Vor seinem Nachtclub, dem Blitz in Covent Garden, wedelte Gründer und Türsteher Steve Strange die Puderquaste in der Hand. Nur wer „weird an wonderful“ genug war, erhielt Einlass. Ende der 70er Jahre gründet er zusammen mit seinem Mitbewohner Rusty Egan den legendären Club, der alsbald zum Schmelztiegel der auffälligsten aller Jugendkulturen wurde, den „New Romantics“. Aus dem Mut zur Hässlichkeit, den der Punk vorlebte, wurde die Liebe zur Selbstdarstellung. Boy George, der im Blitz an der Garderobe arbeitete, nahm die Mäntel derer entgegen, die später Musikgeschichte schrieben. Spandau Ballet, Ultravox, Sigue Sigue Sputnik, Dead or Alive, King und Hot Gossip – Gäste und „Blitz Kids“ die den Stadtteil in London von 1979-1980 belagerten.
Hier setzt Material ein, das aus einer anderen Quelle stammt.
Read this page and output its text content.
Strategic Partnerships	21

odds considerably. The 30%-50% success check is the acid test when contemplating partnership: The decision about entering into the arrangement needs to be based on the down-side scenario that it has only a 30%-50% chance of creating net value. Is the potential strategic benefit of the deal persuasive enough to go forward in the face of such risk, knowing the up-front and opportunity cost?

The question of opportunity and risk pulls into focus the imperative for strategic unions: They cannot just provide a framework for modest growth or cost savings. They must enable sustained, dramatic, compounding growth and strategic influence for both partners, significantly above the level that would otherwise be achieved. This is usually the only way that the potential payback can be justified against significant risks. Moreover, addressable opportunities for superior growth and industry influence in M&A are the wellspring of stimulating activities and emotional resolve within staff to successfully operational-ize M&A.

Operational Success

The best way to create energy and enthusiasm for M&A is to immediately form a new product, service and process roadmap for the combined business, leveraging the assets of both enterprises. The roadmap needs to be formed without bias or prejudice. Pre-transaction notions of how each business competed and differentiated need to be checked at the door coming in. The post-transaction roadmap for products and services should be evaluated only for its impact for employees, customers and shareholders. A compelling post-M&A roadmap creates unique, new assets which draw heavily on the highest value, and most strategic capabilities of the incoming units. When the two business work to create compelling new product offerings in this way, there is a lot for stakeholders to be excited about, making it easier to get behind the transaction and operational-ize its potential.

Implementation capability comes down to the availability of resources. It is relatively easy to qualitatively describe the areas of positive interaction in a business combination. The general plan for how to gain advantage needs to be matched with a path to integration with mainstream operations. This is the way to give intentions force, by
Strange gründete seine eigene Band „Visage“ und landete 1981 mit „Fade to Grey“ den größten Hit, der bis heute untrennbar mit dieser Zeit verbunden ist. Doch die Band der Extrovertierten löste sich auf, Midge Ure und Billy Currie gingen ihre eigenen Wege. Mitte der 80er, Visage hatte sich mittlerweile vollständig aufgelöst, machte Strange „seinen größten Fehler“, wie er später einmal sagte. Er nahm Heroin und wurde abhängig. Er erholte sich nie wieder. Nicht persönlich und auch nicht äußerlich. Ende der 90ern verhaftete man ihn wegen eines Ladendiebstahls, als er seinem Neffen eine Teletubby-Figur stehlen wollte.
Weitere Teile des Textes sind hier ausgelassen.